To the outside and football world, there has been no real difference; the club continued playing at Hillsborough, with the disaster and all the failings that caused it part of its history. When the Hillsborough Independent Panel began its review of documentation in 2009, the current Sheffield Wednesday Football Club Ltd had all the files and initiated the process of disclosing them. Sheffield Wednesday then became a legally recognised “interested party”, represented by lawyers led by Jason Beer QC, at the inquests which followed the 2012 publication of the panel’s report.

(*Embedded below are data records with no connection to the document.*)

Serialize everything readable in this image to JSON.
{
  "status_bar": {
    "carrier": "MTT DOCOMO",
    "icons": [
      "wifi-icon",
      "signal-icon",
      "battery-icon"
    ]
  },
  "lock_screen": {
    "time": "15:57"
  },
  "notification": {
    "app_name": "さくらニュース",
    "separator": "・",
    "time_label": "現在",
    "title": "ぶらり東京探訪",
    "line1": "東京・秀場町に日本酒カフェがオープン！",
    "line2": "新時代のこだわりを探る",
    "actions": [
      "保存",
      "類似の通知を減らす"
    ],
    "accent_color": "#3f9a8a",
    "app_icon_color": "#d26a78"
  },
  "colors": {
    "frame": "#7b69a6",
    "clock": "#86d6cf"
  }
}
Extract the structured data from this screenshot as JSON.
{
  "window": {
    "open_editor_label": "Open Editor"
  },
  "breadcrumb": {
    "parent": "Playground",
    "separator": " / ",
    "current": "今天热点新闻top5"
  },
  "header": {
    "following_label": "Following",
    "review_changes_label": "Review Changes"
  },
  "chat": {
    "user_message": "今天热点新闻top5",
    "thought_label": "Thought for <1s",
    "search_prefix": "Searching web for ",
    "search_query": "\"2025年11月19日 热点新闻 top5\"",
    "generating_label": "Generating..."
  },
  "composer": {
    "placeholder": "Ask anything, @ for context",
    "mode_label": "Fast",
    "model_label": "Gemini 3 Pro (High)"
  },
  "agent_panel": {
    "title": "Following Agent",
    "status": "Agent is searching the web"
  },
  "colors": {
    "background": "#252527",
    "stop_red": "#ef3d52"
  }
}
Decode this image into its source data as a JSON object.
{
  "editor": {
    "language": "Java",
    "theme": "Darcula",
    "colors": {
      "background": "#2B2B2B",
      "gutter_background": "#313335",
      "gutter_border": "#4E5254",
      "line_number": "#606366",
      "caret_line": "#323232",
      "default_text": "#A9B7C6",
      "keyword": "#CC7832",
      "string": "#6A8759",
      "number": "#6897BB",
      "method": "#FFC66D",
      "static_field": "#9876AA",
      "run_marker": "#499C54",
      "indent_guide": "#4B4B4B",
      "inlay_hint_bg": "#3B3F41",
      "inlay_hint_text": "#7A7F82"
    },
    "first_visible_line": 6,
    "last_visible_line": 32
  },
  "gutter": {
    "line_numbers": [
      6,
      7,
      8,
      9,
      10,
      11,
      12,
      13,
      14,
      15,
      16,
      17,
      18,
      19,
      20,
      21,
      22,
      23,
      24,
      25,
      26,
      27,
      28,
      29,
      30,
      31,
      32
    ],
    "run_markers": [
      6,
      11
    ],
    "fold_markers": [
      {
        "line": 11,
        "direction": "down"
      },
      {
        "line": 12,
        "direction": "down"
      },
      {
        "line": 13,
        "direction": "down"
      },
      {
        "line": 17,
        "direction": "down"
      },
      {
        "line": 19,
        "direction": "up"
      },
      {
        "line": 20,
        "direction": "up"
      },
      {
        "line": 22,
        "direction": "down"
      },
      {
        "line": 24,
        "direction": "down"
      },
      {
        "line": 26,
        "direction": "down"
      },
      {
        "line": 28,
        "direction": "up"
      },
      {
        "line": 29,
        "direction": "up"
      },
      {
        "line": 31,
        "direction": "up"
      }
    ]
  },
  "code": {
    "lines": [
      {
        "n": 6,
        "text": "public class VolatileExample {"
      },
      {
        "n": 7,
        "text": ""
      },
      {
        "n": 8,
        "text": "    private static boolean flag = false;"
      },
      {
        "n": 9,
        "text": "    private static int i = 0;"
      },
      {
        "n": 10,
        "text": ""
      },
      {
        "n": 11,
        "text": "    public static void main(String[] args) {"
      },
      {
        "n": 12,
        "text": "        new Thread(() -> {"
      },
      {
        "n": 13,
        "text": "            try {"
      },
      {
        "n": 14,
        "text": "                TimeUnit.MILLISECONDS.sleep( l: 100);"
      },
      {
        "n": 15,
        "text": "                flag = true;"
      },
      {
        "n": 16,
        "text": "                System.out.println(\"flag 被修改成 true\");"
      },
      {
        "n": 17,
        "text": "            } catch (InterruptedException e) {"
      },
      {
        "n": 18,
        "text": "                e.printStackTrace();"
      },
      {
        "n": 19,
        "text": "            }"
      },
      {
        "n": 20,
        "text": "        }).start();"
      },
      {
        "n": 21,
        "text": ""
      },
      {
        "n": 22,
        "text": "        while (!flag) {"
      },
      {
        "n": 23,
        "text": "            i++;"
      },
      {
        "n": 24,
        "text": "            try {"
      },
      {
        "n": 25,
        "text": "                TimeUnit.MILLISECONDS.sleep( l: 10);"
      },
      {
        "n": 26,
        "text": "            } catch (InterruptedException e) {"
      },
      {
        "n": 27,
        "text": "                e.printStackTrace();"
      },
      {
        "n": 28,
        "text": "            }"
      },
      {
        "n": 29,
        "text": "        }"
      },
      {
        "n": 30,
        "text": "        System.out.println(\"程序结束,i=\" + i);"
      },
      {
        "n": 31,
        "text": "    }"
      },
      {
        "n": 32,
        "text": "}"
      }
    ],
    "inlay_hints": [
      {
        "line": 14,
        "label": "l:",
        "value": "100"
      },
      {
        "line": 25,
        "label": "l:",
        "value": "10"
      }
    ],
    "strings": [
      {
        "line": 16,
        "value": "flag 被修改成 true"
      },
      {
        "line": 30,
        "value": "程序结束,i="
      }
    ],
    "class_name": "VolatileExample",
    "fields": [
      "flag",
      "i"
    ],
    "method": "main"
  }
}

One source with knowledge of the process said the legal costs in 2014-16 were paid under an insurance policy taken out in 1989 by Sheffield Wednesday plc, now the “paper company”. A spokesman for Sheffield Wednesday said he was not able to explain whether the current club was in effect the interested party and was involved in giving instructions to the lawyers.

Beer and the same firm of solicitors, Davies Wallis Foyster, which specialises in acting for insurance companies, proceeded to conduct Mackrell’s defence through the police investigation after the inquests and the trial. Nobody acting for Mackrell was prepared to explain how his defence was funded; inquiries were directed to a public relations company, Alder, whose managing director replied: “This is not a matter on which Mr Mackrell wishes to comment.”

One authoritative source with knowledge of the process, however, said Mackrell’s legal costs – which would have been considerable paying for Beer, another QC, Simon Antrobus, a further barrister and DWF – were paid by the same Sheffield Wednesday insurance policy originally taken out in 1989. In which case the club could not be charged because that company exists only on paper, but an insurance policy it took out could still pay for the legal representation to contest the club or Mackrell being held liable for the disaster.

Tributes at Anfield in 1989.
Tributes at Anfield in 1989. Photograph: Liverpool FC via Getty Images

Mackrell’s fine was assessed according to sentencing guidelines, his offence categorised as creating a low risk of causing life-changing injuries or death despite police officers’ warnings on the day that the crush at the turnstiles was life-threatening. Beer argued for the fine to be reduced and Openshaw did so, owing to the evidence of Mackrell’s good character, the 30-year delay in prosecuting him and, the judge said, a “campaign of vilification” that meant “the disaster and its aftermath has had a serious and lasting effect upon him and his family”. He set it at £6,500.

Some bereaved families immediately divided that by 96, lodging in their minds an amount of £67.70 per victim, payable by the only football man to be held criminally liable in relation to the disaster at Hillsborough, 30 years on.